Tepat setelah Jungkook pergi, aku memutuskan kembali ke toko aksesoris tadi. Aku tidak bisa diam saja dan menunggu pulang untuk menceritakan hal ini pada Kak Jisoo. Mungkin, jika Kak Jinyoung tahu aku memergokinya dan jika aku memberikannya sedikit peringatan, ia akan berubah. Ia mau memutuskan hubungannya dengan gadis-gadis yang sudah ia kencani dan hanya fokus pada Kak Jisoo.

Belum sampai aku masuk ke dalam toko, keduanya sudah keluar duluan. Secepatnya, aku menghampiri Kak Jinyoung dan mencegat kedua kakinya untuk melangkah lebih jauh. Aku menghadang jalannya dan meminta waktunya untuk berbicara sebentar.

Tampak keterkejutan di mata Kak Jinyoung, namun itu tidak bertahan lama. Saat kami telah menemukan tempat yang cukup sepi untuk bicara, raut wajahnya berubah. Ia menyeringai dan menunjukkan posenya yang arogan.

"Kak Jinyoung! Kakak tega ngelakuin ini? Kakak nggak bisa ngelak lagi, aku udah lihat semuanya."

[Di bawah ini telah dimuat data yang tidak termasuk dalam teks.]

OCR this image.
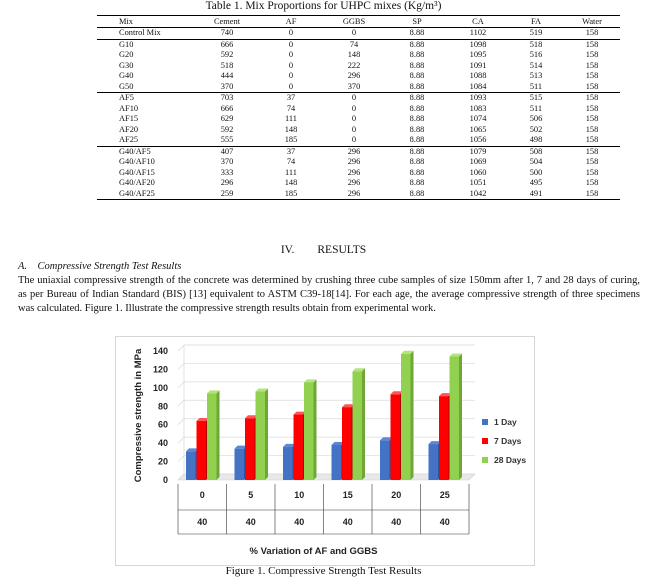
Table 1. Mix Proportions for UHPC mixes (Kg/m³)
Mix	Cement	AF	GGBS	SP	CA	FA	Water
Control Mix	740	0	0	8.88	1102	519	158
G10	666	0	74	8.88	1098	518	158
G20	592	0	148	8.88	1095	516	158
G30	518	0	222	8.88	1091	514	158
G40	444	0	296	8.88	1088	513	158
G50	370	0	370	8.88	1084	511	158
AF5	703	37	0	8.88	1093	515	158
AF10	666	74	0	8.88	1083	511	158
AF15	629	111	0	8.88	1074	506	158
AF20	592	148	0	8.88	1065	502	158
AF25	555	185	0	8.88	1056	498	158
G40/AF5	407	37	296	8.88	1079	508	158
G40/AF10	370	74	296	8.88	1069	504	158
G40/AF15	333	111	296	8.88	1060	500	158
G40/AF20	296	148	296	8.88	1051	495	158
G40/AF25	259	185	296	8.88	1042	491	158
IV.        RESULTS
A.    Compressive Strength Test Results
The uniaxial compressive strength of the concrete was determined by crushing three cube samples of size 150mm after 1, 7 and 28 days of curing, as per Bureau of Indian Standard (BIS) [13] equivalent to ASTM C39-18[14]. For each age, the average compressive strength of three specimens was calculated. Figure 1. Illustrate the compressive strength results obtain from experimental work.
0
20
40
60
80
100
120
140
Compressive strength in MPa
0
40
5
40
10
40
15
40
20
40
25
40
% Variation of AF and GGBS
1 Day
7 Days
28 Days
Figure 1. Compressive Strength Test Results
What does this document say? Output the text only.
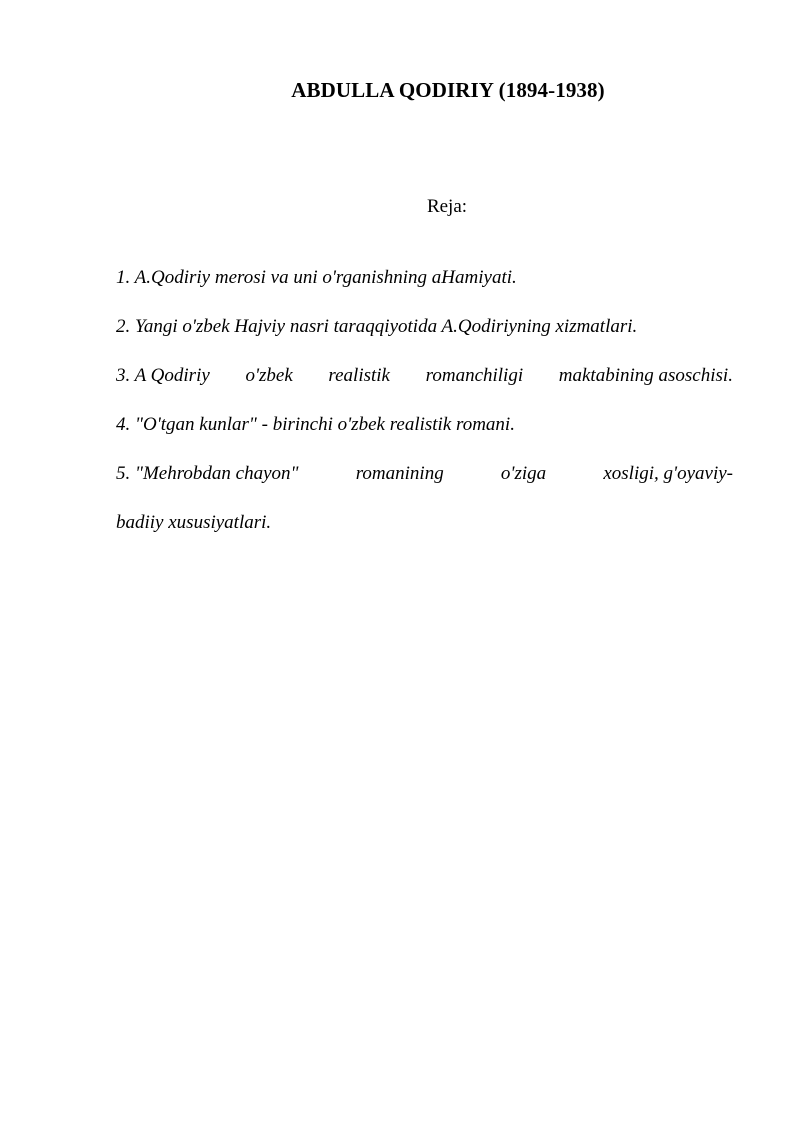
ABDULLA QODIRIY (1894-1938)

Reja:

1. A.Qodiriy merosi va uni o'rganishning aHamiyati.
2. Yangi o'zbek Hajviy nasri taraqqiyotida A.Qodiriyning xizmatlari.
3. A Qodiriy o'zbek realistik romanchiligi maktabining asoschisi.
4. "O'tgan kunlar" - birinchi o'zbek realistik romani.
5. "Mehrobdan chayon"	romanining	o'ziga	xosligi, g'oyaviy-
badiiy xususiyatlari.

"Iya, terus? Aku sudah tahu kau membuntutiku dari tadi."

Aku terpancing emosi. Bahkan setelah dia tahu aku mengikuti pergerakannya, ia tetap berani bermesraan dengan gadis lain seolah-olah kehadiranku tidak ada pengaruhnya.

"Kakak nggak punya hati, ya!"

"Kalau iya?"

"Aku nggak rela Kak Jisoo melanjutkan hubungannya sama Kakak! Tadinya aku pikir, Kak Jinyoung bisa diajak bicara baik-baik. Tapi sepertinya aku salah."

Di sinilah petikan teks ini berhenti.